Wendel réalise sa première acquisition depuis l’émergence de la crise

le 24/03/2011 L'AGEFI Quotidien / Edition de 7H

La société, qui a dévoilé des résultats solides au titre de 2010 grâce, entre autres, au redressement des filiales, a mis la main sur Parcours

A l’occasion de la publication de résultats 2010 jugés solides, Wendel a annoncé sa première acquisition depuis les débuts de la crise. La société d’investissement a mis la main sur Parcours, un spécialiste la location longue durée de véhicules.

Dans le cadre de l’opération, réalisée via Oranje Nassau Développement, structure dédiée aux opportunités d’investissement d’innovation ou de diversification, Wendel prend 95% du capital pour 107 millions d’euros financés en fonds propres aux côtés du management. Parcours, valorisé 60 millions d’euros lors de son retrait de cote en 2005, avait alors été repris par AtriA Capital.

Cette acquisition, la première depuis l'investissement dans Saint-Gobain en 2007, et les transactions Materis, Deutsch et Stahl dans le non-coté en 2006, démontre que «le groupe se préoccupe effectivement de la croissance de son ANR (actif net réévalué, ndlr) au-delà du redressement conjoncturel de la valorisation de son portefeuille actuel», estime CM-CIC.

Au 14 mars 2011, l’ANR s’établissait à 98,2 euros par action, en hausse de 86% par rapport à fin 2009. «L’ANR a crû de 15% depuis fin novembre et reflète une nouvelle augmentation de la valorisation du portefeuille non coté (à 963 millions d’euros, ndlr)», souligne Exane. Une performance à relativiser. «Nos participations non cotées acquises en 2006 se révèlent de quelques millions d’euros supérieures aux coûts d’investissement initiaux, en incluant les réinvestissements», précise Bernard Gautier, membre du directoire.

Sur 2010, Wendel a dévoilé un bénéfice net des activités en hausse de 190% à 443,3 millions d’euros, pour un bénéfice net part du groupe d’un peu plus d’un milliard, contre une perte de 918,3 millions d’euros un an plus tôt.

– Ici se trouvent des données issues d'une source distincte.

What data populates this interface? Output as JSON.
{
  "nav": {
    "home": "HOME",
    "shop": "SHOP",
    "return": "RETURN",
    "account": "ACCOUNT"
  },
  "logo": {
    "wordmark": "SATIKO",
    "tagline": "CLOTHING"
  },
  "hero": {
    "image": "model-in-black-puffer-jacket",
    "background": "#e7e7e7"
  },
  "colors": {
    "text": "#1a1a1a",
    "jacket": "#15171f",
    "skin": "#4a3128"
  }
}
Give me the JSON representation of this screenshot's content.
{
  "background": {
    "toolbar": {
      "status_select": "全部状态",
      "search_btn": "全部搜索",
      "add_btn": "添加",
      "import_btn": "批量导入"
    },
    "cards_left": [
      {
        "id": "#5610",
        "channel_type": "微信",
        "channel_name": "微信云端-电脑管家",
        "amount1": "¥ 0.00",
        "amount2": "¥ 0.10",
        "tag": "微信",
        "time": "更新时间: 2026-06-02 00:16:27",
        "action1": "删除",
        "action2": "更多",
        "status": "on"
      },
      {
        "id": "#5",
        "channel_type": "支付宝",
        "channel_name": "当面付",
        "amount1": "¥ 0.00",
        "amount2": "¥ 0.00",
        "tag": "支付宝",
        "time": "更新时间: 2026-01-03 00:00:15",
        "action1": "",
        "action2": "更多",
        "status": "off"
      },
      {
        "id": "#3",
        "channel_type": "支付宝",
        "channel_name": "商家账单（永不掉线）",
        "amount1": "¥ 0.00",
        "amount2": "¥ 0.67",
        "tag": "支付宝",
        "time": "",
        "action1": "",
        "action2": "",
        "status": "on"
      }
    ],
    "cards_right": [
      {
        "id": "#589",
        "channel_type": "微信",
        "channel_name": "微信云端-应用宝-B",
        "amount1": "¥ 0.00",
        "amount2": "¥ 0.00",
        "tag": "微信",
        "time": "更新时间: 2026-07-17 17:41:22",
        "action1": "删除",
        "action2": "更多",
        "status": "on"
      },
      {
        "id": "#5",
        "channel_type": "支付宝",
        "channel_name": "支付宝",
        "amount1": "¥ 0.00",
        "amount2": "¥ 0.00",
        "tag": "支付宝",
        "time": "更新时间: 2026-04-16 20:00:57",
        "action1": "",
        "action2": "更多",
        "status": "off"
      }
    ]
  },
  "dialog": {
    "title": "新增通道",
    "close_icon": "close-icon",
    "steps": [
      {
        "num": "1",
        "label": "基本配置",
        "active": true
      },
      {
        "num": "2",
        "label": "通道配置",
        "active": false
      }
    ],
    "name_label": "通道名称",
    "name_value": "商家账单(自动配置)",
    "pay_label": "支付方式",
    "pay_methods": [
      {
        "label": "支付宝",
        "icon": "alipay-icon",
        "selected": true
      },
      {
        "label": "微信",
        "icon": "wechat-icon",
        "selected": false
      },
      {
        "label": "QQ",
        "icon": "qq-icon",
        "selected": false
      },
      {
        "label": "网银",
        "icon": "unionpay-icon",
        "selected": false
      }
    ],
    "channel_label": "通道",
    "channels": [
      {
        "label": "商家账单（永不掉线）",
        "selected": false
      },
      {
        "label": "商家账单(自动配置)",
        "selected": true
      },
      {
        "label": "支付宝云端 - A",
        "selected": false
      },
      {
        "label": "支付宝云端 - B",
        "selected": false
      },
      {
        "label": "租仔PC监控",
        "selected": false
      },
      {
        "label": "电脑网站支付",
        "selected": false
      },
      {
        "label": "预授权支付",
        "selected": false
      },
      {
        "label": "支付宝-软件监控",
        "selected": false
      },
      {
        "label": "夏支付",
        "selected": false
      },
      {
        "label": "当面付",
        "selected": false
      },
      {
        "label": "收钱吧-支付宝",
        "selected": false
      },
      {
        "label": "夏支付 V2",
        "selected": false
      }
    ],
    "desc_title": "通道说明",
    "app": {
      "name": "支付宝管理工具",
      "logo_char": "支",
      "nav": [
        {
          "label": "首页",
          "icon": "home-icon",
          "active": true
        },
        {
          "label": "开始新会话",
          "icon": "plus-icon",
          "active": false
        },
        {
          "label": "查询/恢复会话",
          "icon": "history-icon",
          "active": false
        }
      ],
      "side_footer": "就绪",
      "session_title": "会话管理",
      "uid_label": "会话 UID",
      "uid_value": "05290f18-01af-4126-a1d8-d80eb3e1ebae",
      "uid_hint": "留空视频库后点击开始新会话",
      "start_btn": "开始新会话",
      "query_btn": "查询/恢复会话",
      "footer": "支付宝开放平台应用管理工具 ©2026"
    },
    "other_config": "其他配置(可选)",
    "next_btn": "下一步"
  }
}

Cette publication «solide, mais sans surprise majeure», aux yeux de CM-CIC, a été portée au niveau opérationnel par le redressement des filiales et au niveau du résultat net par la baisse de l’endettement et les plus-values de cession, pour 526 millions d’euros, sur Legrand et Stallergènes. «Suite au récent placement des titres Legrand, l’endettement net de Wendel est désormais de 4 milliards d’euros», souligne Exane.

Wendel s’est par ailleurs montré confiant sur ses perspectives. Les analystes citent ainsi la hausse du dividende de 25% à 1,25 euro ou l’accroissement de l’exposition aux variations du cours de Saint-Gobain, à 95,2% contre 87,4% à fin novembre, via la cession de puts.